Les traits tirés, visiblement fatigué par le voyage depuis le lointain système de Odrasie, Kravel se tenait néanmoins devant le sénat.
Peuples de l'amas de Varden, c'est pour moi un grand honneur de pouvoir me présenter à vous en cette belle journée. Je me nomme Kravel, consul de la république de Sandrasie. Avant toute autre choses je tiens à préciser que nos intentions sont tout à fait pacifique. A vrai dire notre peuple n'a plus connu de guerre depuis le fondation de notre nation il y a près de deux cents ans.

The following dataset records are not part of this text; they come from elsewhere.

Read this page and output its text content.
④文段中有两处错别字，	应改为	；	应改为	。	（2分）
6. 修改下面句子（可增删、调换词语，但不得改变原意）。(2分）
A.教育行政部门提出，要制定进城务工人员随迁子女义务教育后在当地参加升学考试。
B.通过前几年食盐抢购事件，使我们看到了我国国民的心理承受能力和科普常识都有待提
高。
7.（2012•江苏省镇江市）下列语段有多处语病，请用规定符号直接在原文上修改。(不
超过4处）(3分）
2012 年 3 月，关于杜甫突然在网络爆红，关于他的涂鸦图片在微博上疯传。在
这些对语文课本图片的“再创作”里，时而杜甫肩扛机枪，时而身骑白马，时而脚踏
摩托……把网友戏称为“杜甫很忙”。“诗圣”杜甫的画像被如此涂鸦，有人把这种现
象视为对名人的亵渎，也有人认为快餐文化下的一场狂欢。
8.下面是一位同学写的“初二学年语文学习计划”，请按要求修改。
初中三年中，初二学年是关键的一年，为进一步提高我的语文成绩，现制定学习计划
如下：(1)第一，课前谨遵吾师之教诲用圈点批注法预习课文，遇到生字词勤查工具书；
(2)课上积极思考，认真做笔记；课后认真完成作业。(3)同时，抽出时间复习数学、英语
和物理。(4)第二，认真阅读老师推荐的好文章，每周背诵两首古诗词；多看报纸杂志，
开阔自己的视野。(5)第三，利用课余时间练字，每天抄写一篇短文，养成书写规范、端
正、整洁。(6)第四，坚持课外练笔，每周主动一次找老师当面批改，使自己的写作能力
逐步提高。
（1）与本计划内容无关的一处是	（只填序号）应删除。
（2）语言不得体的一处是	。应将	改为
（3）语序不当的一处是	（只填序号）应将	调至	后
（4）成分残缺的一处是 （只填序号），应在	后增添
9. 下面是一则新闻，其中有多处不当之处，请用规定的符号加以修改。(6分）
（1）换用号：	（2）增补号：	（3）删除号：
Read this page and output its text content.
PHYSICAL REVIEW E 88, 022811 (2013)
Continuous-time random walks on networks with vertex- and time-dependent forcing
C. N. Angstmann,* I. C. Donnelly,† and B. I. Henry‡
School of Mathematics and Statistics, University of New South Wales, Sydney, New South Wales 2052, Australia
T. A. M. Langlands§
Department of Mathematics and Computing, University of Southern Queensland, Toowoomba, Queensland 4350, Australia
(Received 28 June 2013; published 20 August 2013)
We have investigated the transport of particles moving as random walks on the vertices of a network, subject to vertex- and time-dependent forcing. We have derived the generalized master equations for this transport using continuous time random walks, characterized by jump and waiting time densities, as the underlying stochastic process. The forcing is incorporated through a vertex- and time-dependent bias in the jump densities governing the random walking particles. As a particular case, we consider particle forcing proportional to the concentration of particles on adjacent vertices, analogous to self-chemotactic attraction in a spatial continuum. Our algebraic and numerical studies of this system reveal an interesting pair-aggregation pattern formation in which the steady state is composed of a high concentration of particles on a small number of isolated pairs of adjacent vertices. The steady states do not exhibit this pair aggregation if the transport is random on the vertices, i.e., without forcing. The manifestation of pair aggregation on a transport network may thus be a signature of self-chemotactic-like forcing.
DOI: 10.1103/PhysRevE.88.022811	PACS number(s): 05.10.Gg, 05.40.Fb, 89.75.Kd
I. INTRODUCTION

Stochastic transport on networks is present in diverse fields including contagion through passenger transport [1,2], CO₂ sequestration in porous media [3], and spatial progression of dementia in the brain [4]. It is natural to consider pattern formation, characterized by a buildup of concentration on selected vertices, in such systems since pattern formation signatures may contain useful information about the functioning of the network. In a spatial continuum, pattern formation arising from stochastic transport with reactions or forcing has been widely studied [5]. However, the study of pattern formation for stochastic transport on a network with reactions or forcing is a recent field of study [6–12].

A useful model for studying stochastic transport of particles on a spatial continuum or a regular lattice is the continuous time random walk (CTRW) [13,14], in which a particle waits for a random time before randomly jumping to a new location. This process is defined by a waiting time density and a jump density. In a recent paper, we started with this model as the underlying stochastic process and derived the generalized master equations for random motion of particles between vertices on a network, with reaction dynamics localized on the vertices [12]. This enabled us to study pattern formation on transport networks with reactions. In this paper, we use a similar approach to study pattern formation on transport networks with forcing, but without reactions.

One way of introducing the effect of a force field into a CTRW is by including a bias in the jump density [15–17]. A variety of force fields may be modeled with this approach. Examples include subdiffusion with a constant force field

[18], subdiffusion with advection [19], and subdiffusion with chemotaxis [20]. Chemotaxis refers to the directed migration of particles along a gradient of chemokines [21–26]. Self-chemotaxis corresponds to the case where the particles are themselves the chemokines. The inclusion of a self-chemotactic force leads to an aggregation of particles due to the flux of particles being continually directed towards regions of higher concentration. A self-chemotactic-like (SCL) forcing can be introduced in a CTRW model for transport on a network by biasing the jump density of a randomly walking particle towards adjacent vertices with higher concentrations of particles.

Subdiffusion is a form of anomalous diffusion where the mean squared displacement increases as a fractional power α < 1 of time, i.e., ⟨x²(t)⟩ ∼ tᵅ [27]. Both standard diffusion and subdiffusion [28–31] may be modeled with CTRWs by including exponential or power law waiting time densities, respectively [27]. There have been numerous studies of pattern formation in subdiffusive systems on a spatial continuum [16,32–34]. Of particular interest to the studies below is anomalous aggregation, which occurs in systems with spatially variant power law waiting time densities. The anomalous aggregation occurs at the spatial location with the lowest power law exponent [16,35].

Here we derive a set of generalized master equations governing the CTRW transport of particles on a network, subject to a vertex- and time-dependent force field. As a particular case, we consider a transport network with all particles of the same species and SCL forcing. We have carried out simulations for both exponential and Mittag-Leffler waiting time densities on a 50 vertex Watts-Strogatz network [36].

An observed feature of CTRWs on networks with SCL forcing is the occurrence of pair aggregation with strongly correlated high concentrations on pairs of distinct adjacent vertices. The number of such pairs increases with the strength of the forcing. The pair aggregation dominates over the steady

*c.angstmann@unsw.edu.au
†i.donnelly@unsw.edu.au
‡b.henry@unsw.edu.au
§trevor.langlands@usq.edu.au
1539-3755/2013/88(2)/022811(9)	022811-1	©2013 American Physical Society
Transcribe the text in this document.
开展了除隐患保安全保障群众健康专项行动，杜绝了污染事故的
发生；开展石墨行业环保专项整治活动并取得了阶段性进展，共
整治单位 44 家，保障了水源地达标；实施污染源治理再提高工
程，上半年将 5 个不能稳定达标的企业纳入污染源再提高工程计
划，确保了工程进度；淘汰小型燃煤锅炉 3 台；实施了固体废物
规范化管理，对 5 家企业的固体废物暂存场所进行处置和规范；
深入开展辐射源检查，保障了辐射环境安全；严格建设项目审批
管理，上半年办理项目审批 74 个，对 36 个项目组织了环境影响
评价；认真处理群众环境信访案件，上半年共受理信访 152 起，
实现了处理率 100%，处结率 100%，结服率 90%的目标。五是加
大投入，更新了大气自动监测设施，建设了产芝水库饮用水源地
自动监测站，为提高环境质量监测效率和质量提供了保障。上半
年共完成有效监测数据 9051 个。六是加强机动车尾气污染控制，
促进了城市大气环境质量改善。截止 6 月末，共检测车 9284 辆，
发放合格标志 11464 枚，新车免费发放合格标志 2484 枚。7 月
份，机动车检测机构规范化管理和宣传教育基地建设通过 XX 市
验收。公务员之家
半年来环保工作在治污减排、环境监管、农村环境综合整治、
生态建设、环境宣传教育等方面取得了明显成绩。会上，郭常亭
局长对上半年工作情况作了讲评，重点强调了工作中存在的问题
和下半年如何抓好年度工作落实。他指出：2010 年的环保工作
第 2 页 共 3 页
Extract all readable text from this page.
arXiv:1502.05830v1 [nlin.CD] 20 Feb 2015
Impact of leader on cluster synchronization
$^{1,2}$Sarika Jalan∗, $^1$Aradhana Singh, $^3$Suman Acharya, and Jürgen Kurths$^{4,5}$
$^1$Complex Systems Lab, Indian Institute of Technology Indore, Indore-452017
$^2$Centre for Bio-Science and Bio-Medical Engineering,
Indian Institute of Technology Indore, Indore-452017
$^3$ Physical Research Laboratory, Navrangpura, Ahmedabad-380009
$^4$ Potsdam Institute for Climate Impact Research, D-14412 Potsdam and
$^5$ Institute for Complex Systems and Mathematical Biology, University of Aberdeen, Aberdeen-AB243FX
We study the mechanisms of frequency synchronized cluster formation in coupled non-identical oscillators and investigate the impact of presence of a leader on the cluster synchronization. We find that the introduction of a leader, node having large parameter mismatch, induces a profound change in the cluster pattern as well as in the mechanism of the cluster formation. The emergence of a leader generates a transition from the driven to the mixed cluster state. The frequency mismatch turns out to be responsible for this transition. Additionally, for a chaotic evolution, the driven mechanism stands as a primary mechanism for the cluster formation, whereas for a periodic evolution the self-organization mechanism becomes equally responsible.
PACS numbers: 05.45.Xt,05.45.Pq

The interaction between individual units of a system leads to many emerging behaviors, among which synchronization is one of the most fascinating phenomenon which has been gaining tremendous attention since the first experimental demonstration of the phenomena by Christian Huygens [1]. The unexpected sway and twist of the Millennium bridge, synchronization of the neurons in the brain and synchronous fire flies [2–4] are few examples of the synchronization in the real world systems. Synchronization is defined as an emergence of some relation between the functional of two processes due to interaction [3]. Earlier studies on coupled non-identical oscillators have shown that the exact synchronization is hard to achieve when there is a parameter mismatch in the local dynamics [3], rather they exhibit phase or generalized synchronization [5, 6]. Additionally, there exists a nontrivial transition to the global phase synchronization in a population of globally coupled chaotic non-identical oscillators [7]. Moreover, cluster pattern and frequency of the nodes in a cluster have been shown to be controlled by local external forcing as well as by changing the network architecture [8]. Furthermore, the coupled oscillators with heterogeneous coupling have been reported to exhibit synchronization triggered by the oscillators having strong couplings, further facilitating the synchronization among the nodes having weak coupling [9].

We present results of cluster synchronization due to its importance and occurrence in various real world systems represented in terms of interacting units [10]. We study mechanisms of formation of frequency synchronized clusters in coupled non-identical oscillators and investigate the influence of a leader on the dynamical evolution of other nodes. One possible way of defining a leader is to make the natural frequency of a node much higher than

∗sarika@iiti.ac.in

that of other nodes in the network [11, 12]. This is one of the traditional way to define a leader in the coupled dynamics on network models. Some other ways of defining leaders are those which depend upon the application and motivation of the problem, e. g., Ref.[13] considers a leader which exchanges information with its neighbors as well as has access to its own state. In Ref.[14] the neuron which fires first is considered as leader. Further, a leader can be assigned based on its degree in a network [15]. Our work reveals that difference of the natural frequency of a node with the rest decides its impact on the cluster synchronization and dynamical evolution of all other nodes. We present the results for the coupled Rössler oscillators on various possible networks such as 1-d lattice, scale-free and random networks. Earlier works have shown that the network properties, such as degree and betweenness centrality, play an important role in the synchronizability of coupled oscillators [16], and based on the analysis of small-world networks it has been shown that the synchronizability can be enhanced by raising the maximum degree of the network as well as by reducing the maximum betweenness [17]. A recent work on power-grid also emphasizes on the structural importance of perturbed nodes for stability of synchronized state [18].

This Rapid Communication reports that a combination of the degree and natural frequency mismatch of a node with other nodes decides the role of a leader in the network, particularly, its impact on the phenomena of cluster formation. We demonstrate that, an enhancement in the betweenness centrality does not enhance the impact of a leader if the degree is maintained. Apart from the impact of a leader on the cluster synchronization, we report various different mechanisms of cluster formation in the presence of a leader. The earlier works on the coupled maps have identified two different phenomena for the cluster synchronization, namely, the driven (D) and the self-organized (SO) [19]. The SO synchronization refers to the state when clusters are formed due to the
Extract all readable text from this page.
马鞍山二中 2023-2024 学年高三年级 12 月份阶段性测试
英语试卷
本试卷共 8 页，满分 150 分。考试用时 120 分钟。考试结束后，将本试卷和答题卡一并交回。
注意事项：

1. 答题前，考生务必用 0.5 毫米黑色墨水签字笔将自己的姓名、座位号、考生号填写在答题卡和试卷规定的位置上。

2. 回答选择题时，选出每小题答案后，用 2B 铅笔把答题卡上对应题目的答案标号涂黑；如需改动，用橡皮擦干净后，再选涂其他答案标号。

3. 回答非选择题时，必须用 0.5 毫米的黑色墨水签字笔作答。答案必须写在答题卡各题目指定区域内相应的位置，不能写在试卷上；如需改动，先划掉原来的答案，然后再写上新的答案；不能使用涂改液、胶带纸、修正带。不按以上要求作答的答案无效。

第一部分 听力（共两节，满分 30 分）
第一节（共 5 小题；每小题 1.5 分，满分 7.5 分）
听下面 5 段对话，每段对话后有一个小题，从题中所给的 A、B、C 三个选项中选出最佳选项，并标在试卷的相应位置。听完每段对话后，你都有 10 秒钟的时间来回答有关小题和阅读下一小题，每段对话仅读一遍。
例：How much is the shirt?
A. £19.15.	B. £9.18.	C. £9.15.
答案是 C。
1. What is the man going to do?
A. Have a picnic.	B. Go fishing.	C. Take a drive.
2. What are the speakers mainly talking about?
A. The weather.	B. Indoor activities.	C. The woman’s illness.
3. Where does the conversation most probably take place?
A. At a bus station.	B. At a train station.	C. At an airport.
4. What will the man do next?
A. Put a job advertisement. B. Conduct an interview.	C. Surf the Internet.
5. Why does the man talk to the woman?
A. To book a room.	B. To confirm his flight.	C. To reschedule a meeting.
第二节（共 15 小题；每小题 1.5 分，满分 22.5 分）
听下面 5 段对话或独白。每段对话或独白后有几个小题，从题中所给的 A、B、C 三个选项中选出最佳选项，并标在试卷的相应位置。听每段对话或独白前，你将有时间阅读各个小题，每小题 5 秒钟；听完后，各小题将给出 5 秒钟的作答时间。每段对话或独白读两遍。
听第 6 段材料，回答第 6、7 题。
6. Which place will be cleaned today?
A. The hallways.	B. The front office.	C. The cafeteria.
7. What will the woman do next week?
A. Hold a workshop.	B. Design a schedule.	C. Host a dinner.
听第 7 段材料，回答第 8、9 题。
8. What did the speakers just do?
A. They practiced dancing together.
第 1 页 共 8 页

L'humain marqua une pause.
Nous ne sommes qu'une petite nation, à vrai dire notre pays n'a que très récemment développé son propre programme spatial après la découverte d'une épave datant de la dernière guerre. Notre puissance militaire est certainement risible par rapport à celle des grands empires, mais il n'empêche que notre peuple à prouvé par le passé qu'il était capable de se défendre en cas d'agression.
Car voyez vous, notre monde n'est qu'une petite lune perdue au milieu des étoiles mais c'est la notre.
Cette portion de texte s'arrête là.